Only thing you need is a
* serializer class with specialized member functions for each type (or type family like std::vector)
* visitor function that calls serializer for each member
* some ugly traits/macrology to distinguish between "agreegates" - structs and leaf types

Well, example - not full here: test_structure_printer.cpp.

Germán said...

"It is able to take any type that exists in C++, and well, serialize it. Have some type which contains some types which contains a few more types which contains some other types? It's all serializeable with this function. No pre-processing, dynamic code generation, compiler hacks, or clumsy per program hierarchical parsing required. It just worksTM."

Do you mean without registering any
single struct field?
Is that the way you did it?

Richard Breen said...

What happened to this? Did you discover that it was too good to be true? Does it work with boost::any?

insane coder said...

Hi Richard,

We're using the techniques regularly in my company. We do not use Boost at all.
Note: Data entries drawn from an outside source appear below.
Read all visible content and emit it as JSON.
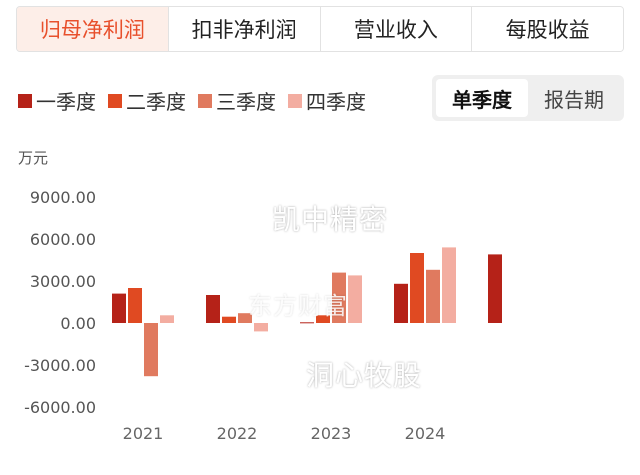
{
  "tabs": [
    {
      "label": "归母净利润",
      "active": true
    },
    {
      "label": "扣非净利润",
      "active": false
    },
    {
      "label": "营业收入",
      "active": false
    },
    {
      "label": "每股收益",
      "active": false
    }
  ],
  "toggle": [
    {
      "label": "单季度",
      "active": true
    },
    {
      "label": "报告期",
      "active": false
    }
  ],
  "unit": "万元",
  "watermarks": [
    "凯中精密",
    "洞心牧股",
    "东方财富"
  ],
  "chart_data": {
    "type": "bar",
    "categories": [
      "2021",
      "2022",
      "2023",
      "2024",
      ""
    ],
    "series": [
      {
        "name": "一季度",
        "color": "#b52218",
        "values": [
          2100,
          2000,
          50,
          2800,
          4900
        ]
      },
      {
        "name": "二季度",
        "color": "#e04a22",
        "values": [
          2500,
          450,
          550,
          5000,
          null
        ]
      },
      {
        "name": "三季度",
        "color": "#e07a5f",
        "values": [
          -3800,
          700,
          3600,
          3800,
          null
        ]
      },
      {
        "name": "四季度",
        "color": "#f3ada1",
        "values": [
          550,
          -600,
          3400,
          5400,
          null
        ]
      }
    ],
    "yticks": [
      "9000.00",
      "6000.00",
      "3000.00",
      "0.00",
      "-3000.00",
      "-6000.00"
    ],
    "ylim": [
      -6000,
      9000
    ],
    "grid": false,
    "legend": "top-left"
  }
}
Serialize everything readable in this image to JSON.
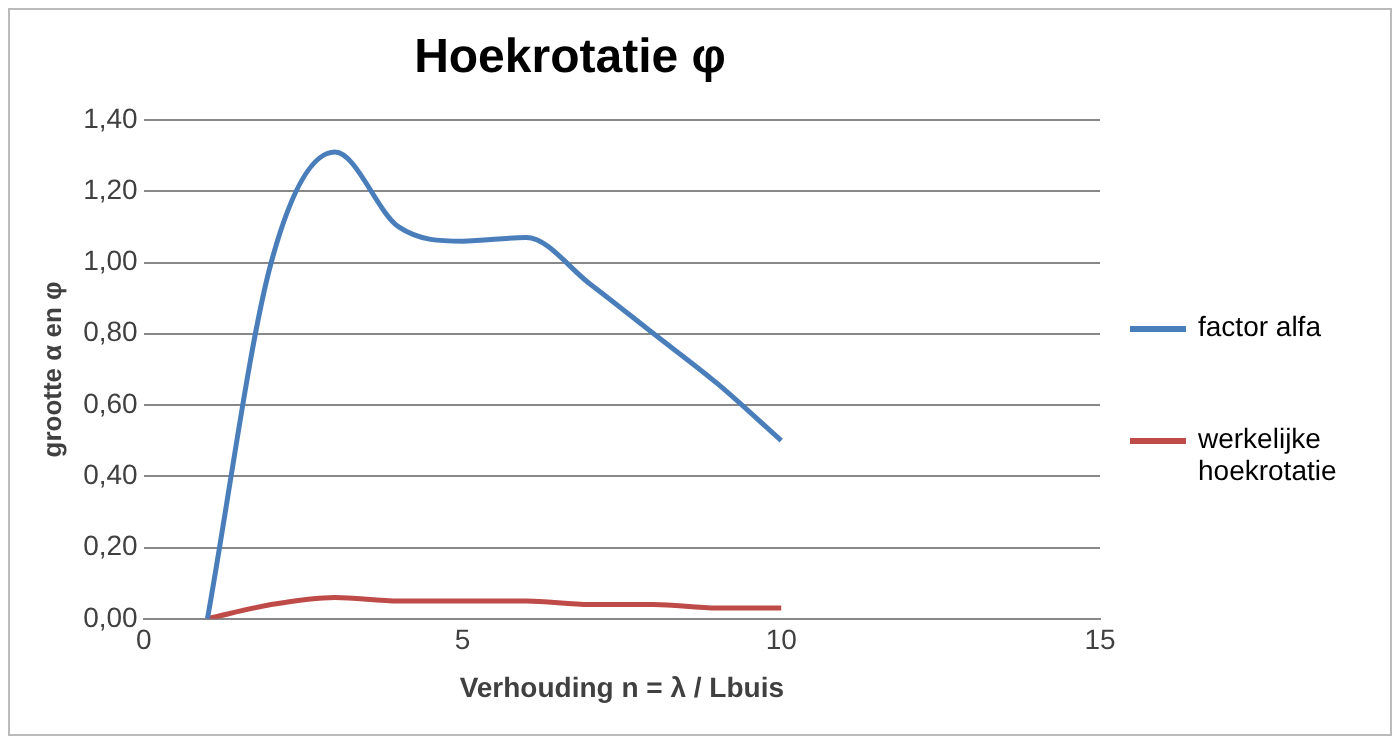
{
  "chart_data": {
    "type": "line",
    "title": "Hoekrotatie φ",
    "xlabel": "Verhouding n = λ / Lbuis",
    "ylabel": "grootte α en φ",
    "x": [
      1,
      2,
      3,
      4,
      5,
      6,
      7,
      8,
      9,
      10
    ],
    "series": [
      {
        "name": "factor alfa",
        "color": "#4a7ebb",
        "values": [
          0,
          1.0,
          1.31,
          1.1,
          1.06,
          1.07,
          0.94,
          0.8,
          0.66,
          0.5
        ]
      },
      {
        "name": "werkelijke hoekrotatie",
        "color": "#be4b48",
        "values": [
          0,
          0.04,
          0.06,
          0.05,
          0.05,
          0.05,
          0.04,
          0.04,
          0.03,
          0.03
        ]
      }
    ],
    "xlim": [
      0,
      15
    ],
    "xticks": [
      0,
      5,
      10,
      15
    ],
    "ylim": [
      0,
      1.4
    ],
    "yticks": [
      {
        "value": 0,
        "label": "0,00"
      },
      {
        "value": 0.2,
        "label": "0,20"
      },
      {
        "value": 0.4,
        "label": "0,40"
      },
      {
        "value": 0.6,
        "label": "0,60"
      },
      {
        "value": 0.8,
        "label": "0,80"
      },
      {
        "value": 1.0,
        "label": "1,00"
      },
      {
        "value": 1.2,
        "label": "1,20"
      },
      {
        "value": 1.4,
        "label": "1,40"
      }
    ],
    "grid": "y",
    "legend": "right",
    "marker": "none",
    "line_style": "solid"
  }
}
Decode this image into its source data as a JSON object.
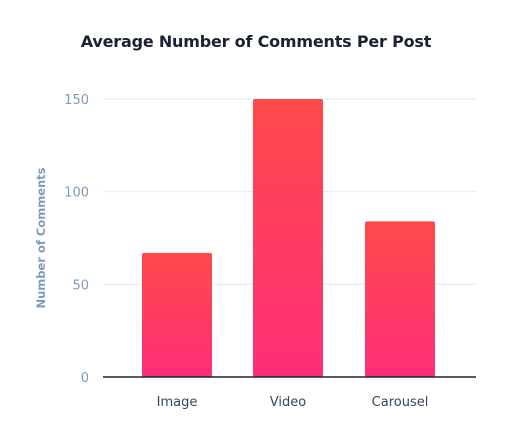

We decided we have more important things to do than try to publish some ideas that may exist in more primitive forms elsewhere, yet remain fully functional, which is why I haven't written about it further.

Vivien LEGER said...

That do seem like a sweet lie to me.

And th earrogance of the author speak for itself..

"We decided we have more important things to do than try to publish some ideas that may exist in more primitive forms elsewhere, yet remain fully functional"

this "Way ahead of you" type of person may tend to forget that 6 years after it s publication the only people that come anywhere close to this kind of feature rely and 4 different stage of library in their standard proposition and of course goes for a proposition toward refelctive and mirroring programming.

oh course you could still go for

std::string sayGoodByeToYourData(T& t){
return std::string((char*)&t,sizeof(T)); // Well i m pretty sure that sending pointers ( if the struct contains any) over socket or anything will end up perfectly..i m so gonna post on this tonight!

Avijit said...

Excellent information, I really learn this blog.